Samagra-Development / ai-tools

AI Tooling to bootstrap applications fast
44 stars 110 forks source link

Create a vector search from youtube audio transcripts #289

Closed Gautam-Rajeev closed 8 months ago

Gautam-Rajeev commented 9 months ago

Description

Be able to parse all the videos from a Youtube channel or Youtube playlist , extract transcripts from their audios and embed them in a vector DB to enable search/retrieve over it .

Implementation Details

It'll include the following :

Can use https://github.com/ytdl-org/youtube-dl for scraping Can use https://www.youtube.com/@3blue1brown as initial test set for the above Ticket for using ColBERT is covered here, you only need to make it work locally here using the notebook.

Product Name

AI Tools

Organization Name

SamagraX

Domain

NA

Tech Skills Needed

Pytorch/ Python, ML

Category

Feature

Mentor(s)

@GautamR-Samagra

Complexity

Medium

c4gt-community-support[bot] commented 9 months ago

Hi!

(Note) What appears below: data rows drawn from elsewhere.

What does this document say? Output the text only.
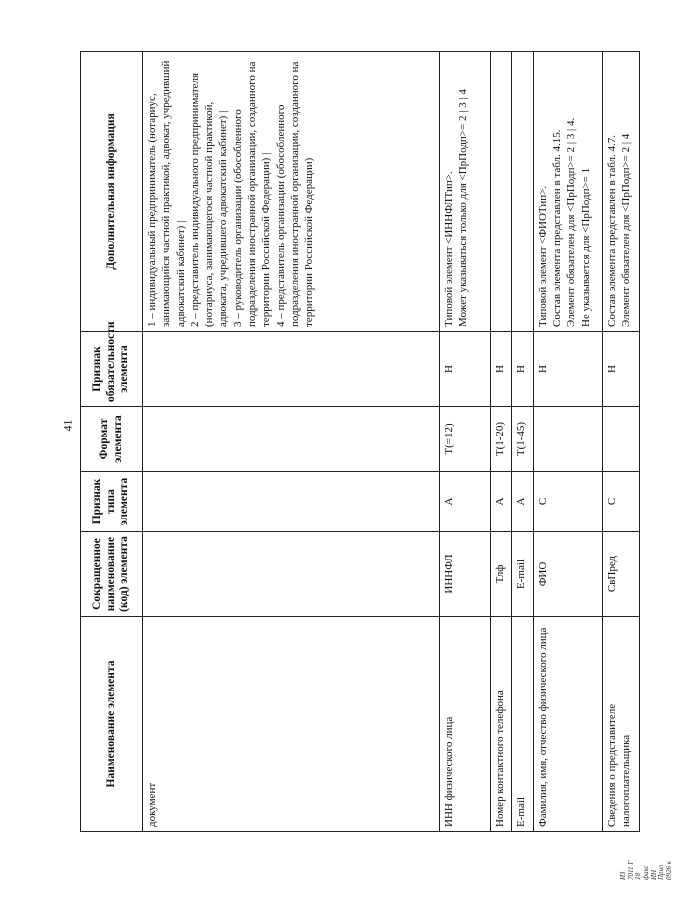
41
Наименование элемента	Сокращенное наименование (код) элемента	Признак типа элемента	Формат элемента	Признак обязательности элемента	Дополнительная информация
документ					1 – индивидуальный предприниматель (нотариус, занимающийся частной практикой, адвокат, учредивший адвокатский кабинет) |
2 – представитель индивидуального предпринимателя (нотариуса, занимающегося частной практикой, адвоката, учредившего адвокатский кабинет) |
3 – руководитель организации (обособленного подразделения иностранной организации, созданного на территории Российской Федерации) |
4 – представитель организации (обособленного подразделения иностранной организации, созданного на территории Российской Федерации)
ИНН физического лица	ИННФЛ	А	Т(=12)	Н	Типовой элемент <ИННФЛТип>.
Может указываться только для <ПрПодп>= 2 | 3 | 4
Номер контактного телефона	Тлф	А	Т(1-20)	Н	
E-mail	E-mail	А	Т(1-45)	Н	
Фамилия, имя, отчество физического лица	ФИО	С		Н	Типовой элемент <ФИОТип>.
Состав элемента представлен в табл. 4.15.
Элемент обязателен для <ПрПодп>= 2 | 3 | 4.
Не указывается для <ПрПодп>= 1
Сведения о представителе налогоплательщика	СвПред	С		Н	Состав элемента представлен в табл. 4.7.
Элемент обязателен для <ПрПодп>= 2 | 4
ИЗ 7011 Г 18
факс ИН Прил 0926 к
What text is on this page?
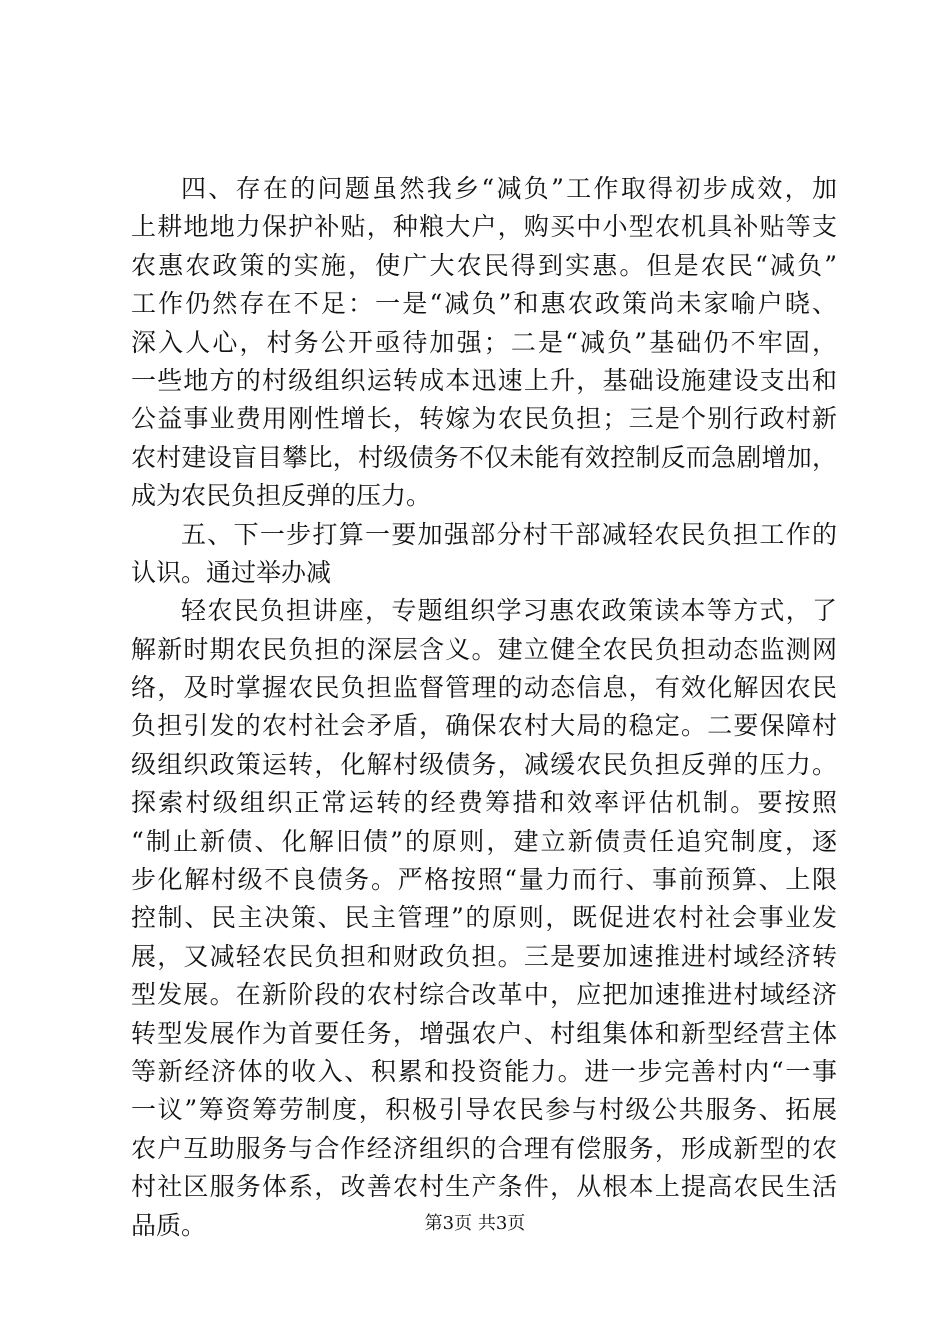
四、存在的问题虽然我乡“减负”工作取得初步成效，加
上耕地地力保护补贴，种粮大户，购买中小型农机具补贴等支
农惠农政策的实施，使广大农民得到实惠。但是农民“减负”
工作仍然存在不足：一是“减负”和惠农政策尚未家喻户晓、
深入人心，村务公开亟待加强；二是“减负”基础仍不牢固，
一些地方的村级组织运转成本迅速上升，基础设施建设支出和
公益事业费用刚性增长，转嫁为农民负担；三是个别行政村新
农村建设盲目攀比，村级债务不仅未能有效控制反而急剧增加，
成为农民负担反弹的压力。
五、下一步打算一要加强部分村干部减轻农民负担工作的
认识。通过举办减
轻农民负担讲座，专题组织学习惠农政策读本等方式，了
解新时期农民负担的深层含义。建立健全农民负担动态监测网
络，及时掌握农民负担监督管理的动态信息，有效化解因农民
负担引发的农村社会矛盾，确保农村大局的稳定。二要保障村
级组织政策运转，化解村级债务，减缓农民负担反弹的压力。
探索村级组织正常运转的经费筹措和效率评估机制。要按照
“制止新债、化解旧债”的原则，建立新债责任追究制度，逐
步化解村级不良债务。严格按照“量力而行、事前预算、上限
控制、民主决策、民主管理”的原则，既促进农村社会事业发
展，又减轻农民负担和财政负担。三是要加速推进村域经济转
型发展。在新阶段的农村综合改革中，应把加速推进村域经济
转型发展作为首要任务，增强农户、村组集体和新型经营主体
等新经济体的收入、积累和投资能力。进一步完善村内“一事
一议”筹资筹劳制度，积极引导农民参与村级公共服务、拓展
农户互助服务与合作经济组织的合理有偿服务，形成新型的农
村社区服务体系，改善农村生产条件，从根本上提高农民生活
品质。	第3页 共3页
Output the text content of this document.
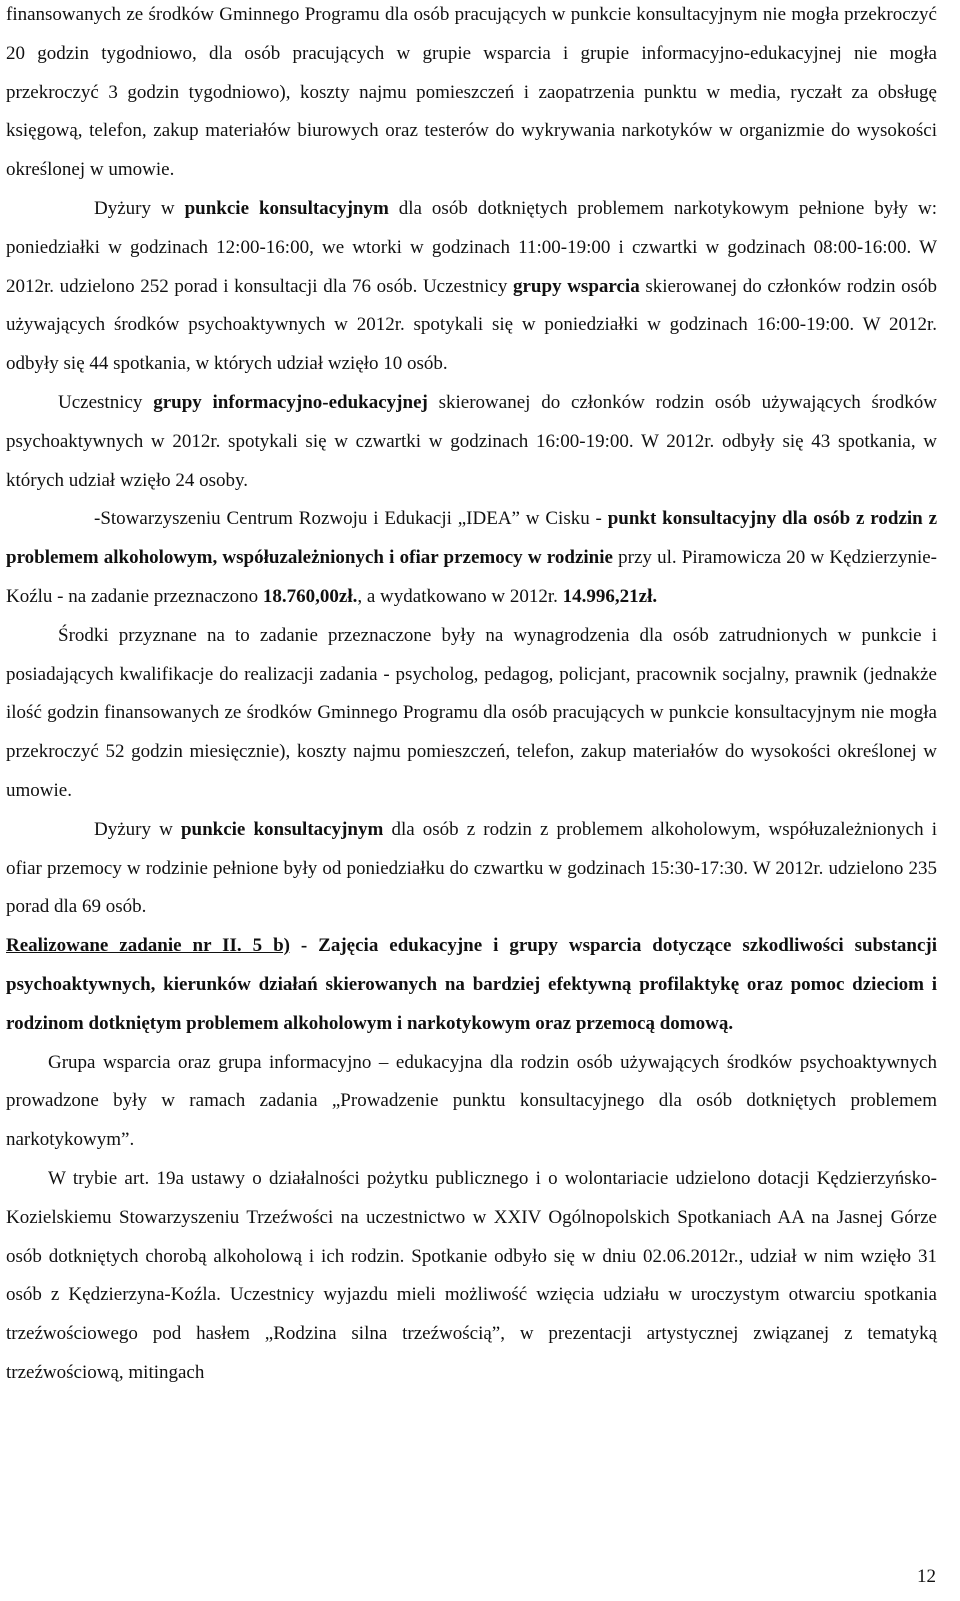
finansowanych ze środków Gminnego Programu dla osób pracujących w punkcie konsultacyjnym nie mogła przekroczyć 20 godzin tygodniowo, dla osób pracujących w grupie wsparcia i grupie informacyjno-edukacyjnej nie mogła przekroczyć 3 godzin tygodniowo), koszty najmu pomieszczeń i zaopatrzenia punktu w media, ryczałt za obsługę księgową, telefon, zakup materiałów biurowych oraz testerów do wykrywania narkotyków w organizmie do wysokości określonej w umowie.

Dyżury w punkcie konsultacyjnym dla osób dotkniętych problemem narkotykowym pełnione były w: poniedziałki w godzinach 12:00-16:00, we wtorki w godzinach 11:00-19:00 i czwartki w godzinach 08:00-16:00. W 2012r. udzielono 252 porad i konsultacji dla 76 osób. Uczestnicy grupy wsparcia skierowanej do członków rodzin osób używających środków psychoaktywnych w 2012r. spotykali się w poniedziałki w godzinach 16:00-19:00. W 2012r. odbyły się 44 spotkania, w których udział wzięło 10 osób.

Uczestnicy grupy informacyjno-edukacyjnej skierowanej do członków rodzin osób używających środków psychoaktywnych w 2012r. spotykali się w czwartki w godzinach 16:00-19:00. W 2012r. odbyły się 43 spotkania, w których udział wzięło 24 osoby.

-Stowarzyszeniu Centrum Rozwoju i Edukacji „IDEA” w Cisku - punkt konsultacyjny dla osób z rodzin z problemem alkoholowym, współuzależnionych i ofiar przemocy w rodzinie przy ul. Piramowicza 20 w Kędzierzynie-Koźlu - na zadanie przeznaczono 18.760,00zł., a wydatkowano w 2012r. 14.996,21zł.

Środki przyznane na to zadanie przeznaczone były na wynagrodzenia dla osób zatrudnionych w punkcie i posiadających kwalifikacje do realizacji zadania - psycholog, pedagog, policjant, pracownik socjalny, prawnik (jednakże ilość godzin finansowanych ze środków Gminnego Programu dla osób pracujących w punkcie konsultacyjnym nie mogła przekroczyć 52 godzin miesięcznie), koszty najmu pomieszczeń, telefon, zakup materiałów do wysokości określonej w umowie.

Dyżury w punkcie konsultacyjnym dla osób z rodzin z problemem alkoholowym, współuzależnionych i ofiar przemocy w rodzinie pełnione były od poniedziałku do czwartku w godzinach 15:30-17:30. W 2012r. udzielono 235 porad dla 69 osób.

Realizowane zadanie nr II. 5 b) - Zajęcia edukacyjne i grupy wsparcia dotyczące szkodliwości substancji psychoaktywnych, kierunków działań skierowanych na bardziej efektywną profilaktykę oraz pomoc dzieciom i rodzinom dotkniętym problemem alkoholowym i narkotykowym oraz przemocą domową.

Grupa wsparcia oraz grupa informacyjno – edukacyjna dla rodzin osób używających środków psychoaktywnych prowadzone były w ramach zadania „Prowadzenie punktu konsultacyjnego dla osób dotkniętych problemem narkotykowym”.

W trybie art. 19a ustawy o działalności pożytku publicznego i o wolontariacie udzielono dotacji Kędzierzyńsko-Kozielskiemu Stowarzyszeniu Trzeźwości na uczestnictwo w XXIV Ogólnopolskich Spotkaniach AA na Jasnej Górze osób dotkniętych chorobą alkoholową i ich rodzin. Spotkanie odbyło się w dniu 02.06.2012r., udział w nim wzięło 31 osób z Kędzierzyna-Koźla. Uczestnicy wyjazdu mieli możliwość wzięcia udziału w uroczystym otwarciu spotkania trzeźwościowego pod hasłem „Rodzina silna trzeźwością”, w prezentacji artystycznej związanej z tematyką trzeźwościową, mitingach

12
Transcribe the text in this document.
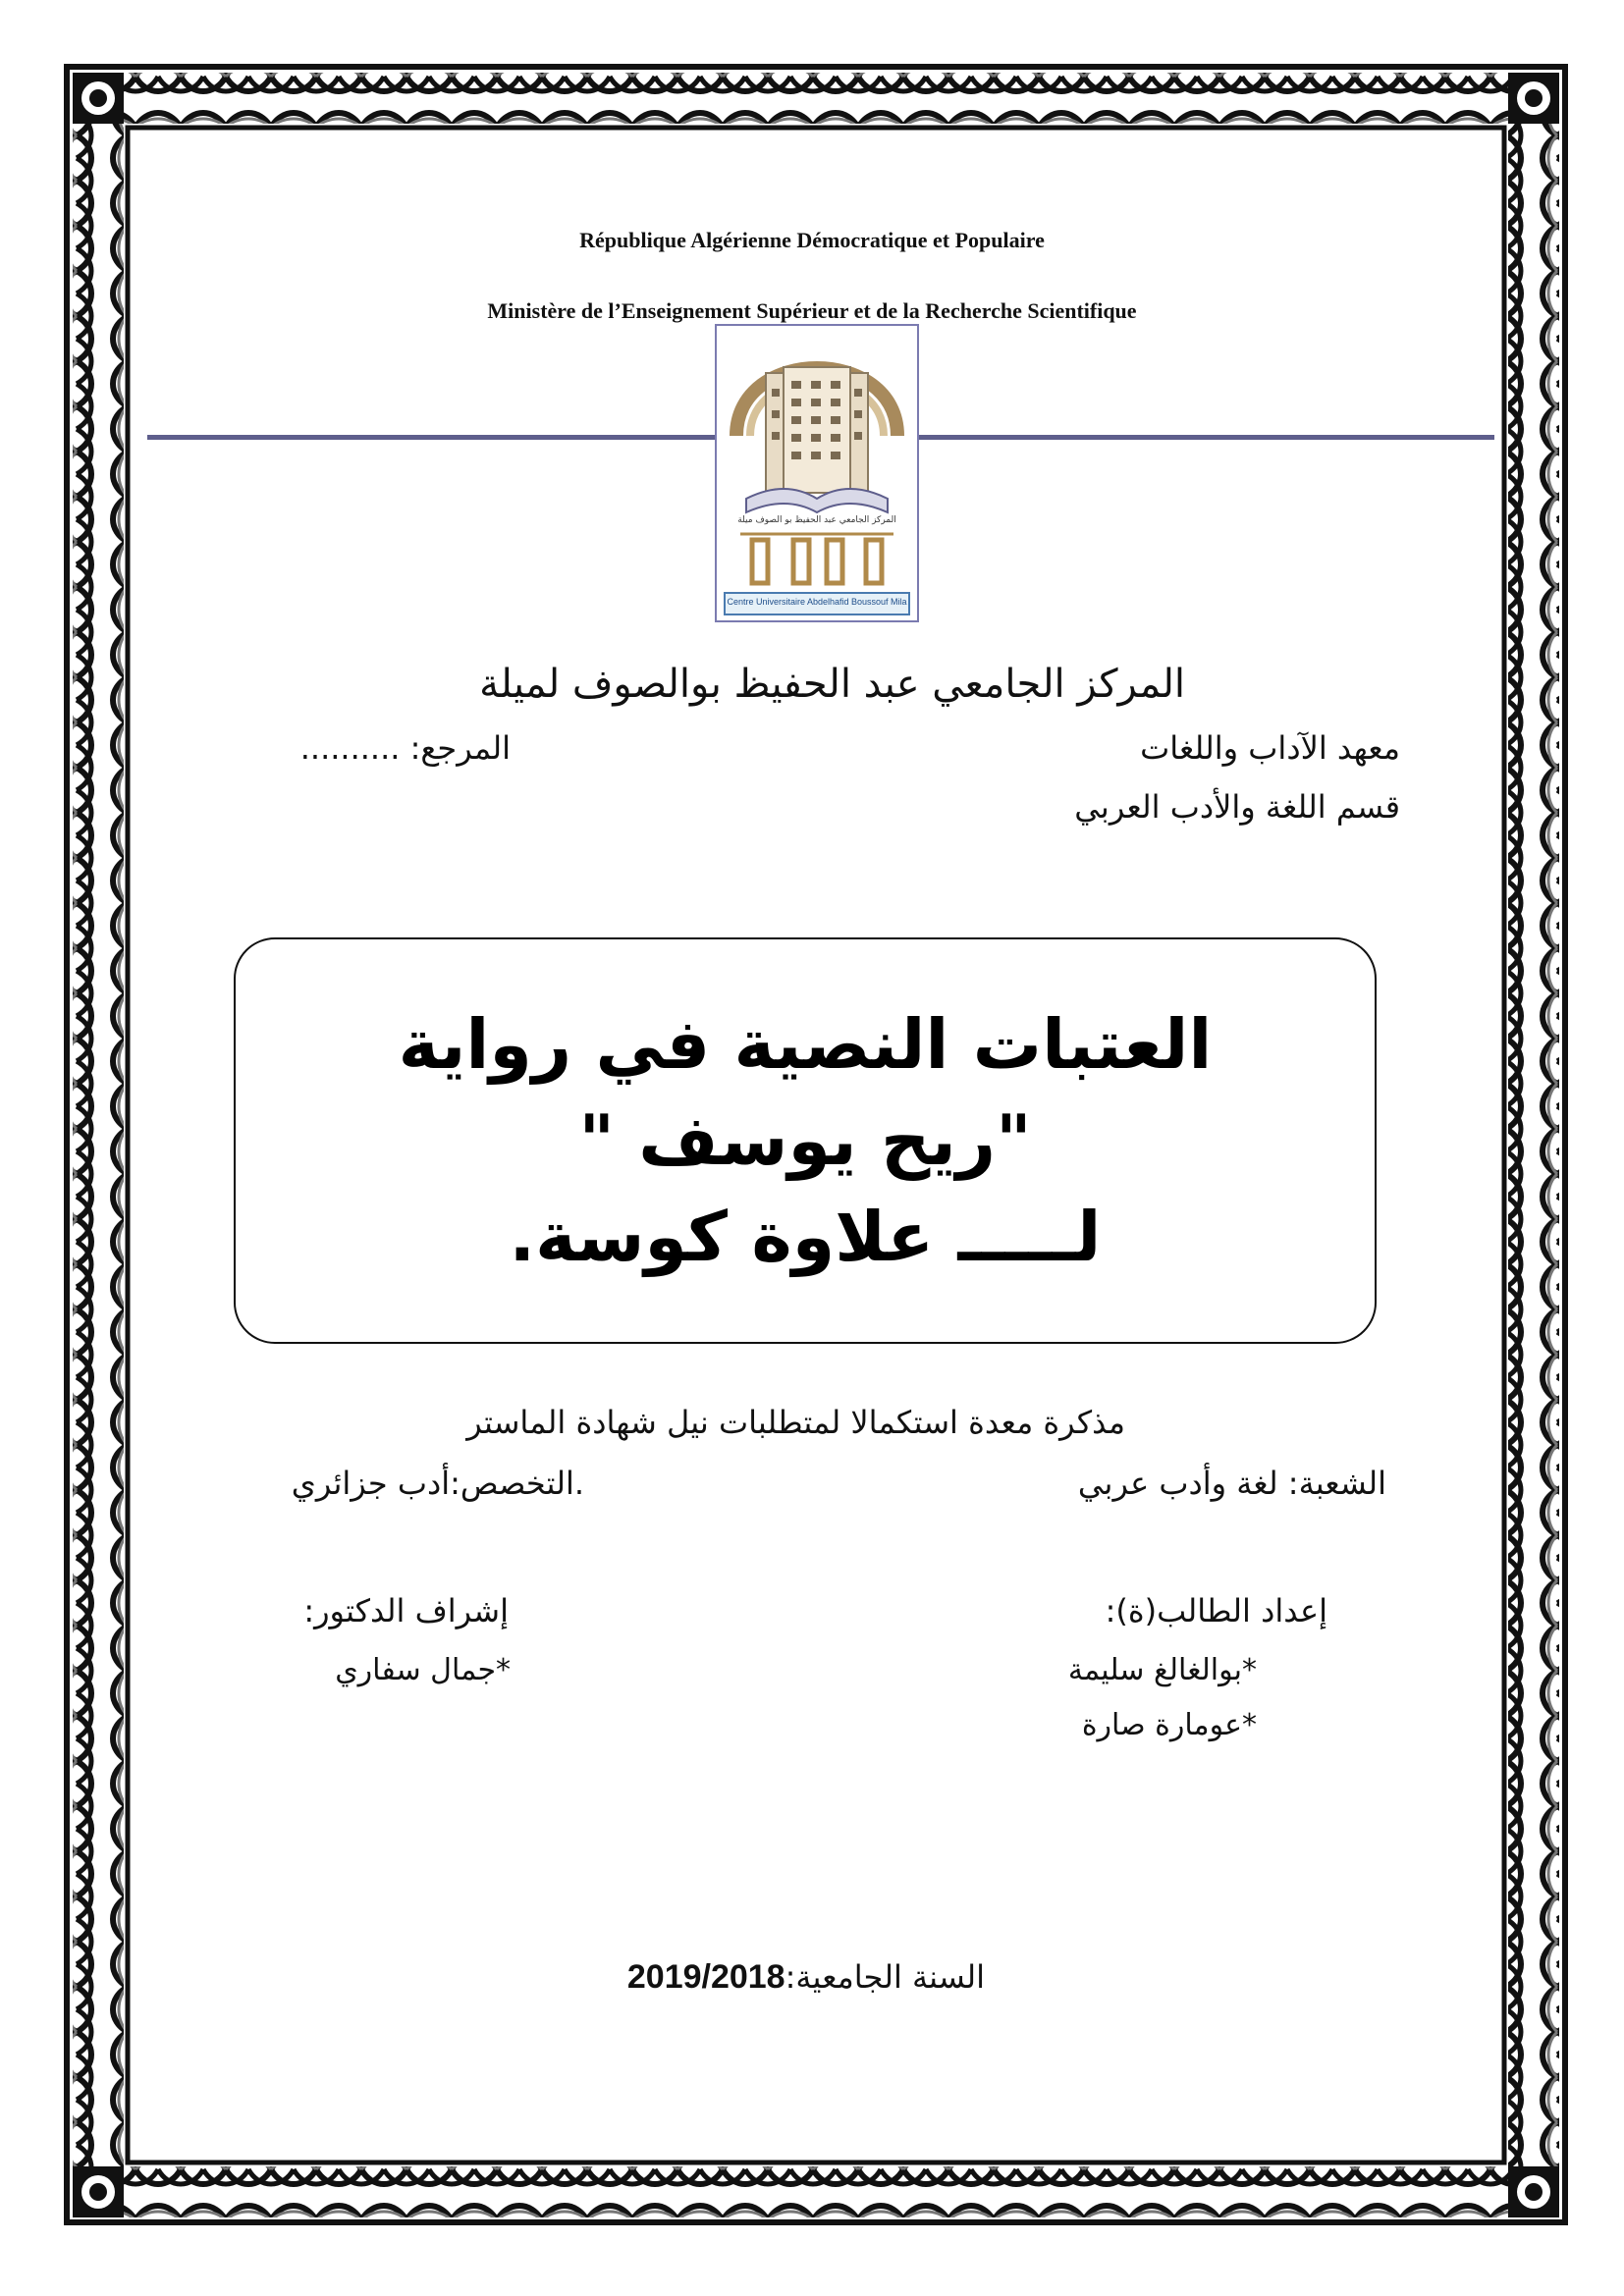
République Algérienne Démocratique et Populaire
Ministère de l’Enseignement Supérieur et de la Recherche Scientifique
المركز الجامعي عبد الحفيظ بو الصوف ميلة
Centre Universitaire Abdelhafid Boussouf Mila
المركز الجامعي عبد الحفيظ بوالصوف لميلة
معهد الآداب واللغات
المرجع: ..........
قسم اللغة والأدب العربي
العتبات النصية في رواية
"ريح يوسف "
لـــــ علاوة كوسة.
مذكرة معدة استكمالا لمتطلبات نيل شهادة الماستر
الشعبة: لغة وأدب عربي
.التخصص:أدب جزائري
إعداد الطالب(ة):
*بوالغالغ سليمة
*عومارة صارة
إشراف الدكتور:
*جمال سفاري
السنة الجامعية:2019/2018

Important Details - These following details are helpful for contributors to effectively identify and contribute to tickets.

Please update the ticket

Neelesh2512 commented 9 months ago

Guys, Anyone of you can contribute. Let's not wait for the approval. We can start working and raise a PR whenever we want 🙌🏻

Gautam-Rajeev commented 9 months ago

Hi all. Glad to see the enthusiasm here :) You don't have to ask permission to begin working on tickets. Please raise PRs and comment links to PRs here. I'll not be assigning anyone the ticket as such now

ChakshuGautam commented 9 months ago

Hey team. Please raise a draft PR that we can review to see if everyone is going in the right direction. Thanks.

kartikf4 commented 9 months ago

@ChakshuGautam I'm facing this issue while working in colab Environment DownloadError: ERROR: Unable to extract uploader id; please report this issue on https://yt-dl.org/bug . Make sure you are using the latest version; see https://yt-dl.org/update on how to update. Be sure to call youtube-dl with the --verbose flag and include its complete output. I have updated multiple times and tried with other version but it's still not working for me. while using yt-dlp for same ,it does perform well upto certain extent. should I continue with yt-dlp.

ChakshuGautam commented 9 months ago

@kartikf4 Is this happening on non colab env as well? Any alternatives to this package that you tried out?

kartikf4 commented 9 months ago

@kartikf4 Is this happening on non colab env as well? Any alternatives to this package that you tried out?

@ChakshuGautam well i didnt tried in local env but i did tried alternative yt-dlpcheck here

ChakshuGautam commented 9 months ago

Probably has something to do with colab. Let's do locally.

rachitavya commented 9 months ago

@kartikf4 Is this happening on non colab env as well? Any alternatives to this package that you tried out?

@ChakshuGautam well i didnt tried in local env but i did tried alternative yt-dlpcheck here

Hey @kartikf4, This one is doing fine here.

anshuvermaa commented 9 months ago

Hi I want to contribute to this can you assign me

Gautam-Rajeev commented 9 months ago

@ChakshuGautam https://pypi.org/project/youtube-transcript-api/ gives the transcripts for all videos in English/Hindi (from the auto generated cc). Can we clarify on the merits of extracting audio and transcribing separately apart from what is given using the above? Do we want to do that for Indian language videos ?

xorsuyash commented 9 months ago

@ChakshuGautam ,@GautamR-Samagra on the further improvement on the issue

ChakshuGautam commented 9 months ago

@xorsuyash can you share a draft PR anyway so that we can review in chunks?

xorsuyash commented 9 months ago

@ChakshuGautam raised draft-pr

rachitavya commented 9 months ago

Hey @xorsuyash,

Let's drop vector and colbart part until the issue is resolved. Abhi ke liye we'll keep it simple

Single API: param - yt video link response - transcript.json

Also I have some questions:

xorsuyash commented 9 months ago

@rachitavya

Gautam-Rajeev commented 8 months ago

@xorsuyash Thanks for completing this.

cc: @Shruti3004 , @ChakshuGautam